July 2002. Farmers in the Sigatoka valley, Fiji, are experiencing severe thrips damage to the eggplant crop. Leaves show severe browning around the leaf veins (see symptoms in the attached photo), and fruit are scarred heavily and unsuitable for export. None of the pesticides available in Fiji appears to have any impact on the thrips, numbers of which exceed many hundreds per leaf. In their desperation, farmers have applied the following pesticides to no avail: Lannate, Suncis (pyrethroid), Endosulfan, Malathion, Amitraz, and Avermectin. What can they do?
First, the identification of the thrip was questioned: is it Thrips tabaci, or could it be the Western Flower Thrips, Frankliniella, which has invaded New Zealand in recent years. [Pohnpei, Federated States of Micronesia reported that every shipment of Chinese cabbage form USA (California) contains Western Flower Thrips, Frankiniella occidentalis. It was identified by CSIRO.
Second, it was thought unlikely that insecticide would solve Fiji’s thrip problem. The description suggests that there is insecticide resistance and/or cross resistance occurring in the local thrips population. If so, then farmers will only exacerbate the problem by applying more pesticides. Pest outbreaks associated with heavy and frequent pesticide use are also frequently a symptom of damaged natural enemy control where predators and parasites that might otherwise have kept the thrips in check have been wiped out by the pesticides, or perhaps due to other related disturbances in the agro-ecosystem. The current thrips pest management system should be looked at to try to assess where the breakdown in control is occurring that allows the thrips populations to go into outbreak behavior. Some of the chemicals you mentioned are pretty broad spectrum, toxic compounds that are likely to reduce natural enemies, so an IPM approach using ‘softe’r pesticides and other non-insecticidal control methods would be best in the long term.

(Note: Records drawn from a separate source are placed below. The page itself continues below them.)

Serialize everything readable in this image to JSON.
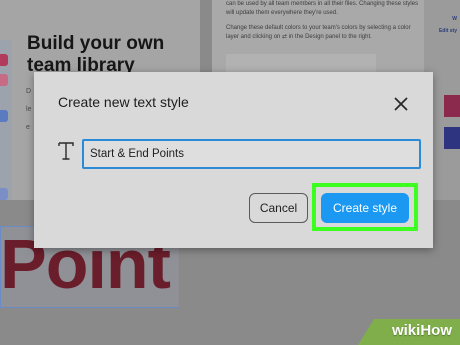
{
  "background_page": {
    "heading": "Build your own team library",
    "left_fragments": [
      "D",
      "le",
      "e"
    ],
    "right_paragraph_1": "can be used by all team members in all their files. Changing these styles will update them everywhere they're used.",
    "right_paragraph_2": "Change these default colors to your team's colors by selecting a color layer and clicking on ⇄ in the Design panel to the right.",
    "side_links": [
      "W",
      "Edit sty"
    ],
    "canvas_text": "Point"
  },
  "dialog": {
    "title": "Create new text style",
    "close_icon": "close-icon",
    "type_icon": "text-type-icon",
    "style_name_input": {
      "value": "Start & End Points",
      "placeholder": ""
    },
    "cancel_label": "Cancel",
    "create_label": "Create style"
  },
  "colors": {
    "accent": "#1a98f2",
    "highlight": "#3cff20",
    "canvas_text": "#6a1d2b"
  },
  "watermark": {
    "prefix": "wiki",
    "suffix": "How"
  }
}
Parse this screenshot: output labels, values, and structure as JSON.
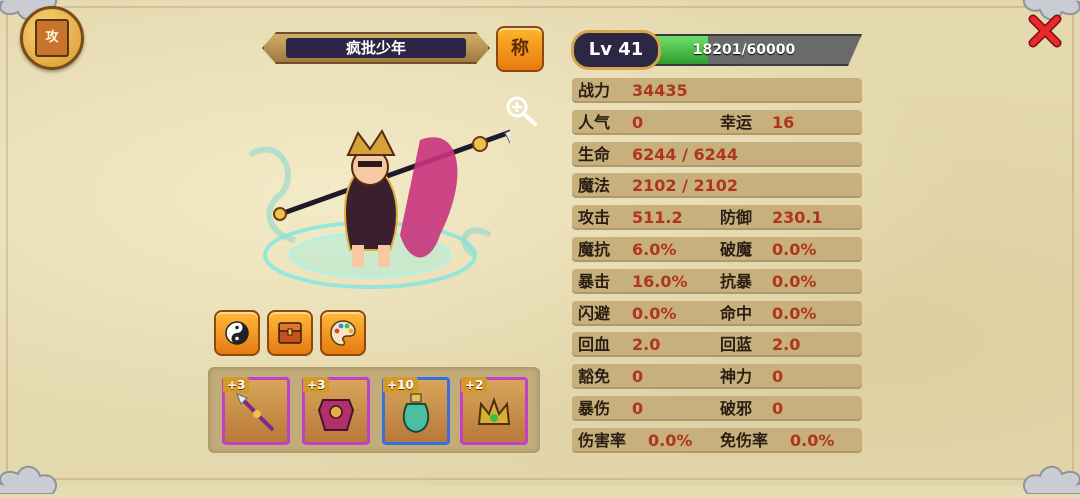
{
  "header": {
    "book_label": "攻",
    "character_name": "疯批少年",
    "title_button_label": "称"
  },
  "level": {
    "label": "Lv 41",
    "xp_text": "18201/60000",
    "xp_current": 18201,
    "xp_max": 60000
  },
  "stats": [
    {
      "label": "战力",
      "value": "34435"
    },
    {
      "label": "人气",
      "value": "0",
      "label2": "幸运",
      "value2": "16"
    },
    {
      "label": "生命",
      "value": "6244 / 6244"
    },
    {
      "label": "魔法",
      "value": "2102 / 2102"
    },
    {
      "label": "攻击",
      "value": "511.2",
      "label2": "防御",
      "value2": "230.1"
    },
    {
      "label": "魔抗",
      "value": "6.0%",
      "label2": "破魔",
      "value2": "0.0%"
    },
    {
      "label": "暴击",
      "value": "16.0%",
      "label2": "抗暴",
      "value2": "0.0%"
    },
    {
      "label": "闪避",
      "value": "0.0%",
      "label2": "命中",
      "value2": "0.0%"
    },
    {
      "label": "回血",
      "value": "2.0",
      "label2": "回蓝",
      "value2": "2.0"
    },
    {
      "label": "豁免",
      "value": "0",
      "label2": "神力",
      "value2": "0"
    },
    {
      "label": "暴伤",
      "value": "0",
      "label2": "破邪",
      "value2": "0"
    },
    {
      "label": "伤害率",
      "value": "0.0%",
      "label2": "免伤率",
      "value2": "0.0%"
    }
  ],
  "equipment": [
    {
      "plus": "+3",
      "rarity": "purple",
      "icon": "spear-icon"
    },
    {
      "plus": "+3",
      "rarity": "purple",
      "icon": "armor-icon"
    },
    {
      "plus": "+10",
      "rarity": "blue",
      "icon": "gourd-icon"
    },
    {
      "plus": "+2",
      "rarity": "purple",
      "icon": "crown-icon"
    }
  ],
  "action_icons": [
    "yin-yang-icon",
    "chest-icon",
    "palette-icon"
  ],
  "colors": {
    "stat_value": "#b0361a",
    "stat_label": "#2a1e12",
    "xp_fill": "#2e9c2c",
    "button_orange": "#e87a10"
  }
}
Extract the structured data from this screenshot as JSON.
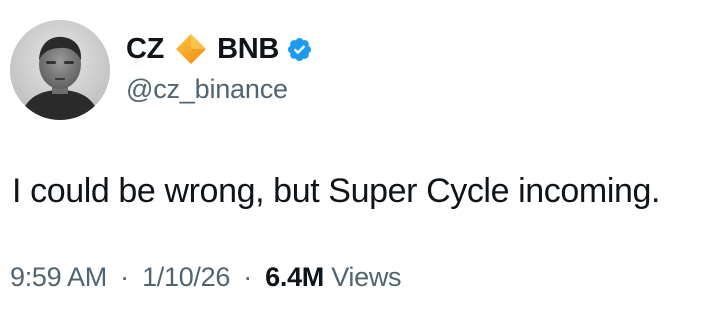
{
  "author": {
    "name_first": "CZ",
    "name_second": "BNB",
    "handle": "@cz_binance",
    "badge_icon": "bnb-diamond-icon",
    "verified_icon": "verified-badge-icon",
    "verified_color": "#1d9bf0",
    "diamond_color": "#f0b90b"
  },
  "tweet": {
    "text": "I could be wrong, but Super Cycle incoming."
  },
  "meta": {
    "time": "9:59 AM",
    "date": "1/10/26",
    "separator": "·",
    "views_count": "6.4M",
    "views_label": "Views"
  }
}
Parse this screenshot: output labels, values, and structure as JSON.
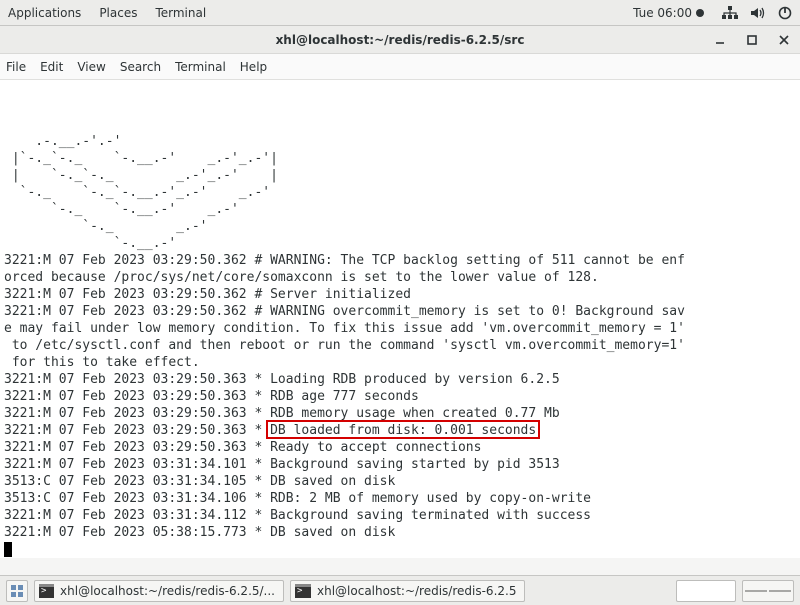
{
  "panel": {
    "applications": "Applications",
    "places": "Places",
    "terminal": "Terminal",
    "clock": "Tue 06:00"
  },
  "window": {
    "title": "xhl@localhost:~/redis/redis-6.2.5/src"
  },
  "menubar": {
    "file": "File",
    "edit": "Edit",
    "view": "View",
    "search": "Search",
    "terminal": "Terminal",
    "help": "Help"
  },
  "terminal_lines": [
    "    .-.__.-'.-'",
    " |`-._`-._    `-.__.-'    _.-'_.-'|",
    " |    `-._`-._        _.-'_.-'    |",
    "  `-._    `-._`-.__.-'_.-'    _.-'",
    "      `-._    `-.__.-'    _.-'",
    "          `-._        _.-'",
    "              `-.__.-'",
    "",
    "3221:M 07 Feb 2023 03:29:50.362 # WARNING: The TCP backlog setting of 511 cannot be enf",
    "orced because /proc/sys/net/core/somaxconn is set to the lower value of 128.",
    "3221:M 07 Feb 2023 03:29:50.362 # Server initialized",
    "3221:M 07 Feb 2023 03:29:50.362 # WARNING overcommit_memory is set to 0! Background sav",
    "e may fail under low memory condition. To fix this issue add 'vm.overcommit_memory = 1'",
    " to /etc/sysctl.conf and then reboot or run the command 'sysctl vm.overcommit_memory=1'",
    " for this to take effect.",
    "3221:M 07 Feb 2023 03:29:50.363 * Loading RDB produced by version 6.2.5",
    "3221:M 07 Feb 2023 03:29:50.363 * RDB age 777 seconds",
    "3221:M 07 Feb 2023 03:29:50.363 * RDB memory usage when created 0.77 Mb",
    "3221:M 07 Feb 2023 03:29:50.363 * DB loaded from disk: 0.001 seconds",
    "3221:M 07 Feb 2023 03:29:50.363 * Ready to accept connections",
    "3221:M 07 Feb 2023 03:31:34.101 * Background saving started by pid 3513",
    "3513:C 07 Feb 2023 03:31:34.105 * DB saved on disk",
    "3513:C 07 Feb 2023 03:31:34.106 * RDB: 2 MB of memory used by copy-on-write",
    "3221:M 07 Feb 2023 03:31:34.112 * Background saving terminated with success",
    "3221:M 07 Feb 2023 05:38:15.773 * DB saved on disk"
  ],
  "highlight_line_index": 18,
  "taskbar": {
    "task1": "xhl@localhost:~/redis/redis-6.2.5/...",
    "task2": "xhl@localhost:~/redis/redis-6.2.5"
  }
}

Some of the questions about the thrips problem that need to be answer are:
1. What is the thrips species, and how long have the thrips outbreaks been occurring? 2. Has the thrips in question been on Fiji a long time with the outbreaks occurring periodically, or 3. Is it a new pest exploiting an abundant food source, and 4. Is the thrips outbreak limited to the one area, or is it widespread throughout the growing area of Fiji?